Abstract
The US Secretary of Health and Human Services' Advisory Committee on Heritable Disorders and Genetic Diseases in Newborns and Children provides guidance to reduce the morbidity and mortality associated with heritable disorders, with a special emphasis on those conditions detectable through newborn screening. Although long-term follow-up is necessary to maximize the benefit of diagnosis through newborn screening, such care is variable and inconsistent. To begin to improve long-term follow-up, the Advisory Committee has identified its key features, including the assurance and provision of quality chronic disease management, condition-specific treatment, and age-appropriate preventive care throughout the lifespan of affected individuals. There are four components central to achieving long-term follow-up: care coordination through a medical home, evidence-based treatment, continuous quality improvement, and new knowledge discovery.
Main
Newborn screening is an essential public health function provided to all newborns in the United States. The newborn screening system is intended to be comprehensive, including not only screening and diagnosis, but also long-term follow-up care through the medical home.1 All of the conditions identifiable through newborn screening are chronic, and therefore require medical care and other related services throughout the affected individual's lifetime. Unfortunately, the long-term follow-up activities within public health programs lack coordination and have been of low priority for funding compared with activities related to screening and diagnosis.2,3
In the treatment and management of a condition, affected individuals and their families may regularly interact with generalist physicians, specialist physicians, primary care and specialty nurses, clinical psychologists, dentists, nutritionists, genetic counselors, occupational and physical therapists, education specialists, public health nurses, social workers, and pharmacists. These interactions are complex because most conditions identified through newborn screening have a wide variety of manifestations and related comorbidities, the treatment evidence-base is not always definitive, effective models of comanagement are not in place, and there is a maldistribution and lack of accessibility of knowledgeable care providers. Further complicating long-term follow-up, affected individuals, families, and care providers must interact with both private and public payers, and insurance health benefits are variable and often incomplete.
To begin to improve the long-term follow-up component of the newborn screening system, this statement of the US Secretary of Health and Human Services' Advisory Committee on Heritable Disorders and Genetic Diseases in Newborns and Children (ACHDGDNC; roster of members available at http://www.hrsa.gov/heritabledisorderscommittee/governance/roster.htm) defines the key features of long-term follow-up. The statement was developed from the comments of an expert panel of health care policy experts, public health specialists, generalist and specialist care providers, allied health care providers, and the families of affected individuals convened in April 2007, and approved by the ACHDGDNC. It greatly expands the concept of long-term follow-up from data management to systematic and comprehensive care of affected individuals. The statement does not address how these components will be implemented or supported; those discussions are ongoing.
GOAL OF LONG-TERM FOLLOW-UP
The principal goal of long-term term follow-up is to assure the best possible outcome for individuals with disorders identified through newborn screening. The time frame for long-term follow-up is the lifespan of the affected individual; however, the responsibility of the ACHDGDNC as set by its authorizing legislation is from birth to age 21 years.
DEFINITION OF LONG-TERM FOLLOW-UP
Fundamentally, long-term follow-up comprises the assurance and provision of quality chronic disease management, condition-specific treatment, and age-appropriate preventive care throughout the lifespan of individuals identified with a condition included in newborn screening.

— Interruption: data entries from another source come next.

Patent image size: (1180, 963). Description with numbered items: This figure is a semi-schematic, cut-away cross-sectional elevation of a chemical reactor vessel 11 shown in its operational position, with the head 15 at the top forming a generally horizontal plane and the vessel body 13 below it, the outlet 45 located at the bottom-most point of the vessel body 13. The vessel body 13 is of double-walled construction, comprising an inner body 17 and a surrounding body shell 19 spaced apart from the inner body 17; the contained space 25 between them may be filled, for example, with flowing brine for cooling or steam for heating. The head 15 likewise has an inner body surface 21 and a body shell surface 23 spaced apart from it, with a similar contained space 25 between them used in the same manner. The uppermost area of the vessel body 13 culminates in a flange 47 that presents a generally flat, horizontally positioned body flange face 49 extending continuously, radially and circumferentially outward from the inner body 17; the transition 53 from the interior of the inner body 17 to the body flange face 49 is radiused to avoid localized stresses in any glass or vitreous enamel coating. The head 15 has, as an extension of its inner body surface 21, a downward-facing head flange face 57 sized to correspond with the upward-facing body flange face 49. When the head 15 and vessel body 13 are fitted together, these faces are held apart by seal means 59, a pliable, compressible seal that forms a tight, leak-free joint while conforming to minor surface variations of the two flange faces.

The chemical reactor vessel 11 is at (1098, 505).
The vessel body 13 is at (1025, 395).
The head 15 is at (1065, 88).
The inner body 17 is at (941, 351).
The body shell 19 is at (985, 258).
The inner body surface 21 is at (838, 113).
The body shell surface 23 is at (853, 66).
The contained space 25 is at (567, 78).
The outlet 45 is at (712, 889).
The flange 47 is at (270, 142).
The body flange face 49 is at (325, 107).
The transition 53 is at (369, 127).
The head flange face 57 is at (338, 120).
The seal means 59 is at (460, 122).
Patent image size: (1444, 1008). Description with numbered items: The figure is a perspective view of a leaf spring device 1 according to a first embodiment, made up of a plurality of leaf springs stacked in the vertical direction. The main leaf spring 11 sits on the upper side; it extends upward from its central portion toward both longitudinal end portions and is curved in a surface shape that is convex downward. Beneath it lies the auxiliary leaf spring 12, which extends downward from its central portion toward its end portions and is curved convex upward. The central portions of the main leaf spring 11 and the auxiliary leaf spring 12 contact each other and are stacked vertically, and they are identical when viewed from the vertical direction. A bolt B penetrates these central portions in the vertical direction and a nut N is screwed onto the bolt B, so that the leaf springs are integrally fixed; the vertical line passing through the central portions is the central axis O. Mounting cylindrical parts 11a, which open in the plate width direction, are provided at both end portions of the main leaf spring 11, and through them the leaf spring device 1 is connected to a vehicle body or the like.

Integral to assuring appropriate long-term follow-up are activities related to improving care delivery, including engagement of affected individuals and their families as effective partners in care management, continuous quality improvement through the medical home, research into pathophysiology and treatment options, and active surveillance and evaluation of data related to care and outcomes.
COMPONENTS OF LONG-TERM FOLLOW-UP CARE
Care coordination through a medical home
The ACHDGDNC supports the concept that all individuals diagnosed with a condition through newborn screening should have a medical home to integrate care and ensure quality and safety in care delivery.4,5 As the usual place for sick and well care, the medical home should be family-centered, culturally effective, accessible, actively engaged in the coordination and provision of primary and subspecialty health care services within the health care system and across other community-based agencies and services (e.g., other clinicians, educational programs, and community-based counseling and support services),4,5 and facilitate requisite referrals. Systems will need to be developed to assure that individuals transition to adult care services without losing a medical home; this is central to the receipt of long-term follow-up care.2,6
Evidence-based treatment
Provision of condition-specific therapy is a critical component of long-term follow-up care. For many of the conditions identified by newborn screening, specific and often expensive therapeutic agents, including specialized nutritional formulas, are required over the life of the affected individual. For some of the conditions, the most effective treatment is uncertain. The current evidence base for these conditions is limited because their rarity and heterogeneity makes randomized controlled trials and even prospective observational cohort studies difficult to carry out.7 More emphasis needs to be placed on collating and distributing “best practices” based on existing evidence, even for those conditions with evolving treatment protocols. This process will be central to the development of clinical care guidelines. A critical component of long-term follow-up care is a coordinated mechanism for both collecting and synthesizing information about effective treatments and connecting affected individuals with the most effective treatments or clinical research trials if the appropriate management is uncertain.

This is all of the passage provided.